Floral designer from GR exhibited in‘Art in Bloom’ event

Above is Tova Garrett’s entry in the ‘Art in Bloom’ exhibition.

GLEN RIDGE, NJ — For the recent 10th annual Montclair Art Museum exhibit, “Art in Bloom,” selected local artists used flower arrangements to capture the essence of an artwork held by the museum. Glen Ridge floral designer Tova Garrett was asked to work from a sculpture by Cyrus Edwin Dallin named, “Appeal to the Great Spirit.”

This is a small bronze of a Native American on horseback with his head and eyes uplifted and his arms outstretched.

During the five day exhibit, the floral displays were placed near the works that inspired them. Unique among the arrangements, Narrett’s work did not use any flowers. She spoke recently about this decision saying she wanted to work with materials that Native Americans used for food or medicine.

“I went to the flower district in Manhattan,” she said in a telephone interview. “Everything looked so pretty. I wanted to use stems and branches.”

How Dallin rendered the figure’s body impressed her. “I was struck by the musculature, the strong limbs,” she said, “That is what I thought it was about.”

She intended to have twigs and branches express the strength of the figure. Her material was storm debris.
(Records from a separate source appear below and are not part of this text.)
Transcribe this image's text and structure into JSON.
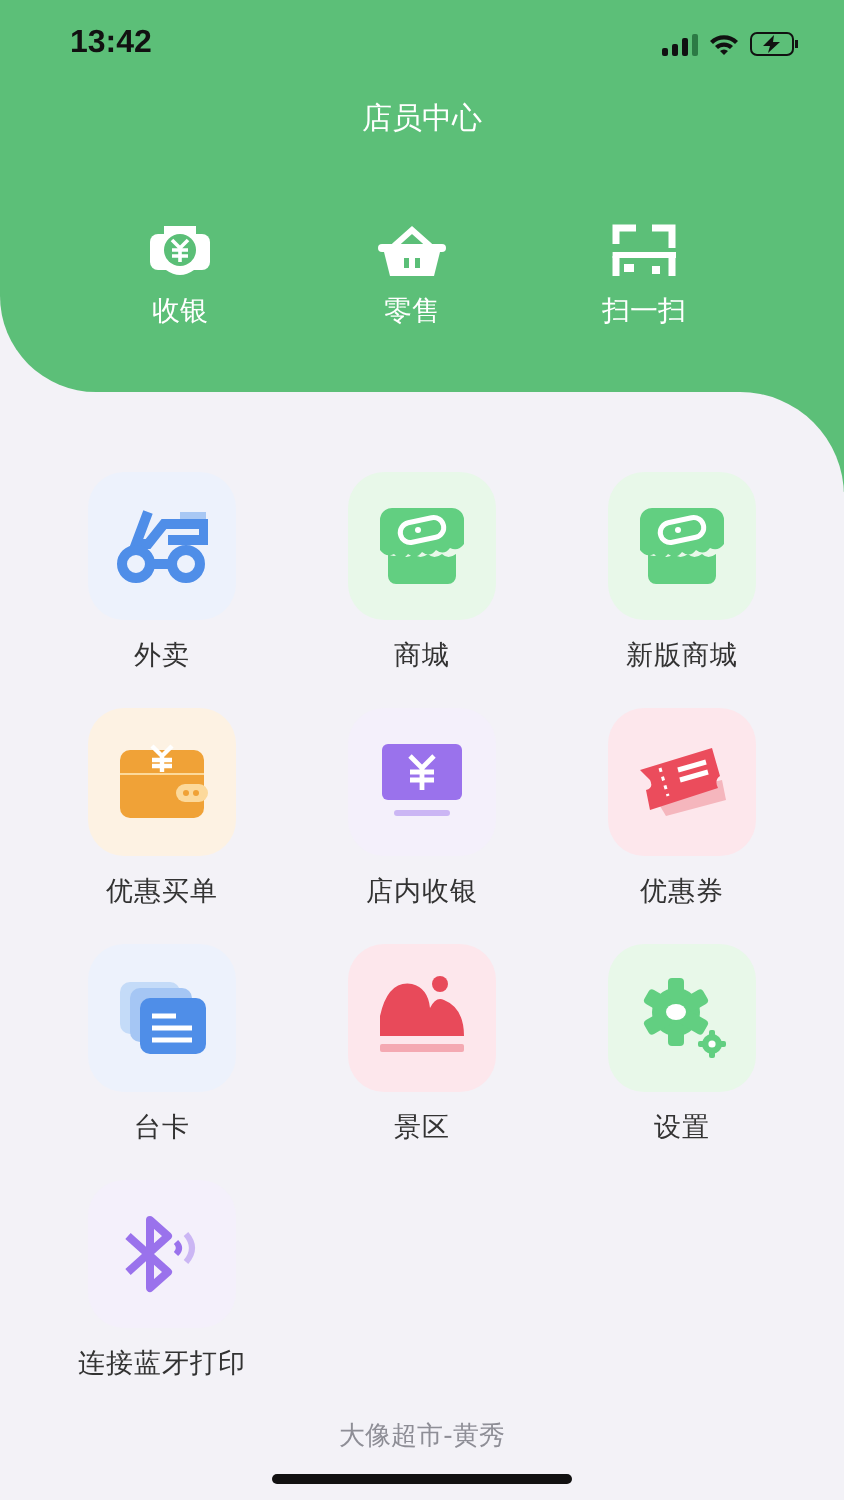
{
  "status_bar": {
    "time": "13:42"
  },
  "header": {
    "title": "店员中心"
  },
  "quick_actions": [
    {
      "label": "收银"
    },
    {
      "label": "零售"
    },
    {
      "label": "扫一扫"
    }
  ],
  "menu_items": [
    {
      "label": "外卖"
    },
    {
      "label": "商城"
    },
    {
      "label": "新版商城"
    },
    {
      "label": "优惠买单"
    },
    {
      "label": "店内收银"
    },
    {
      "label": "优惠券"
    },
    {
      "label": "台卡"
    },
    {
      "label": "景区"
    },
    {
      "label": "设置"
    },
    {
      "label": "连接蓝牙打印"
    }
  ],
  "footer": {
    "text": "大像超市-黄秀"
  }
}
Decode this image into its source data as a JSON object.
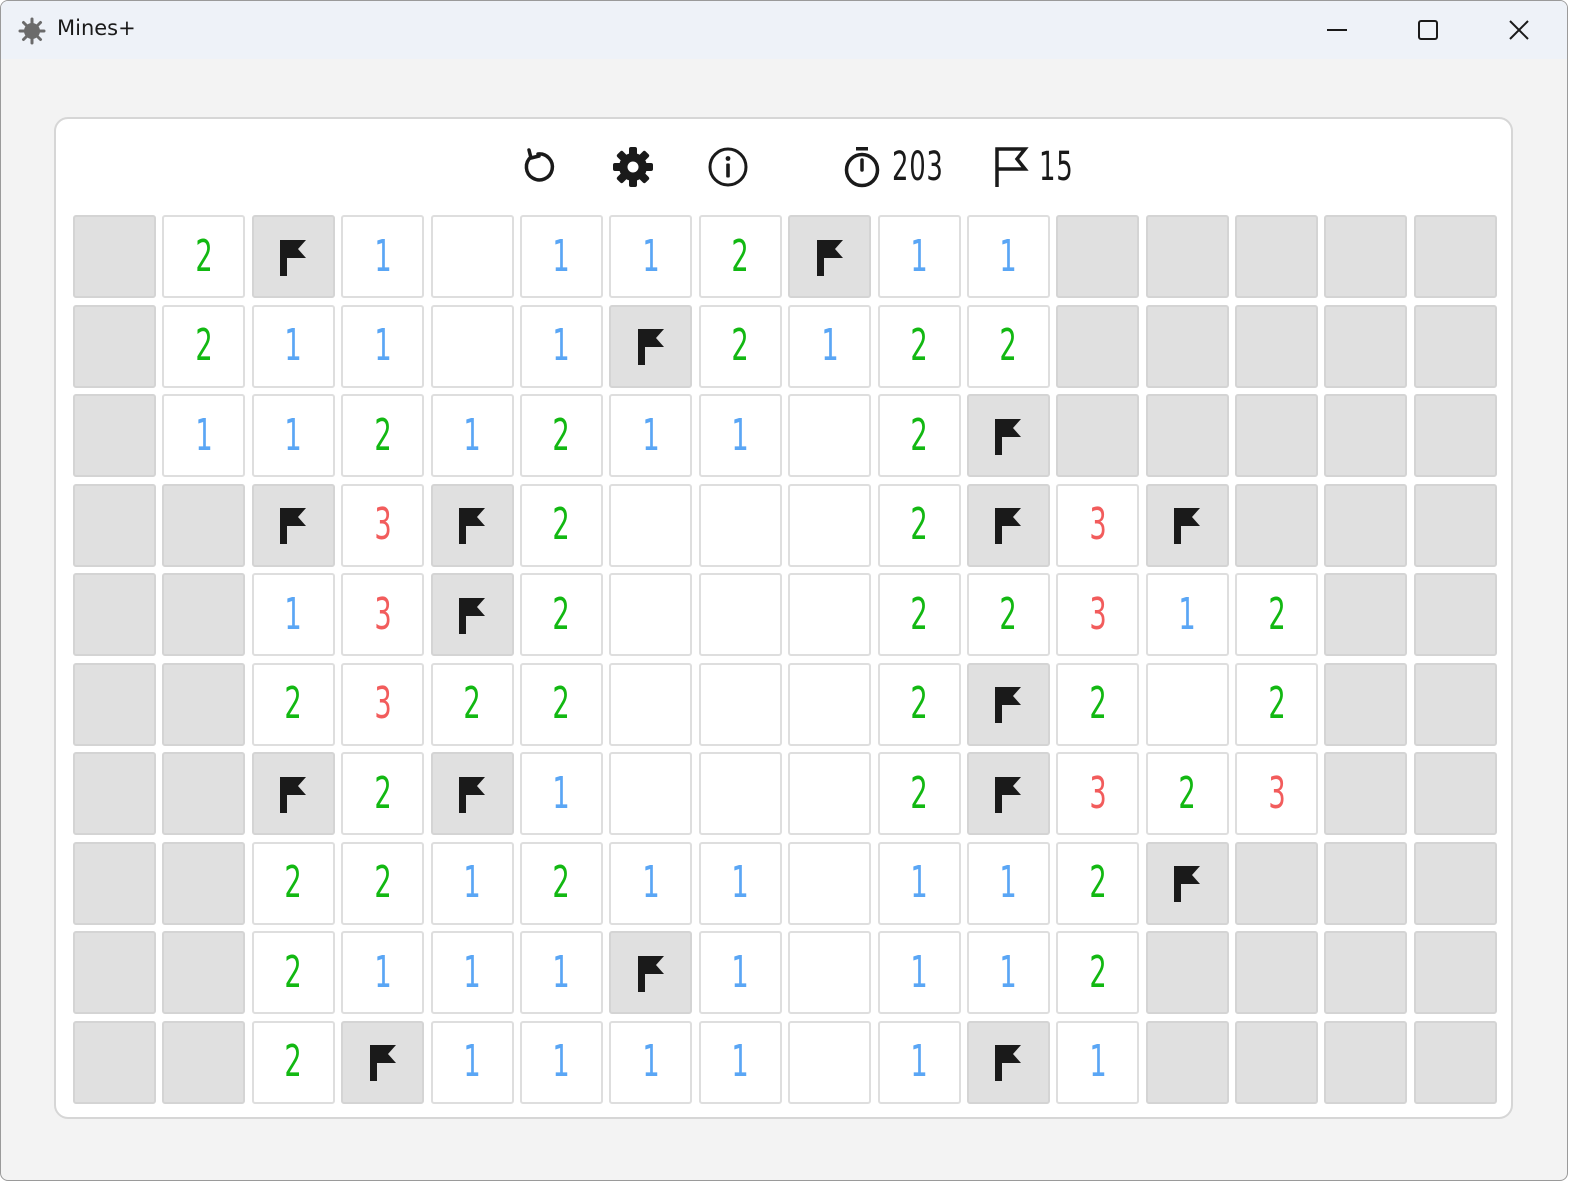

“I liked upstreaming it from all the storms,” she said. “There were mountains of it in the streets. So using what was around me was like the Native Americans being connected with life.”

The use of vines, she said, was meant to suggest the Native American arts of basketry and pottery and to evoke braided hair and feathers.
“A lot of the vines are twisted around and there’s this feeling of cascading,” she said. “Also, the branches are uplifted like the figure’s hands.”

For the information card near her display, Garrett wrote that she was struck by the luminous, earthy glow of the bronze. To capture this effect, she applied tiny brush strokes of paint to create a subtle patina.

But most significant to this reviewer was the use of material that would not wither or pale, but remain stout. With this, Garrett imbued her work with the timeless and monumental quality captured by Dallin’s “Appeal to the Great Spirit.”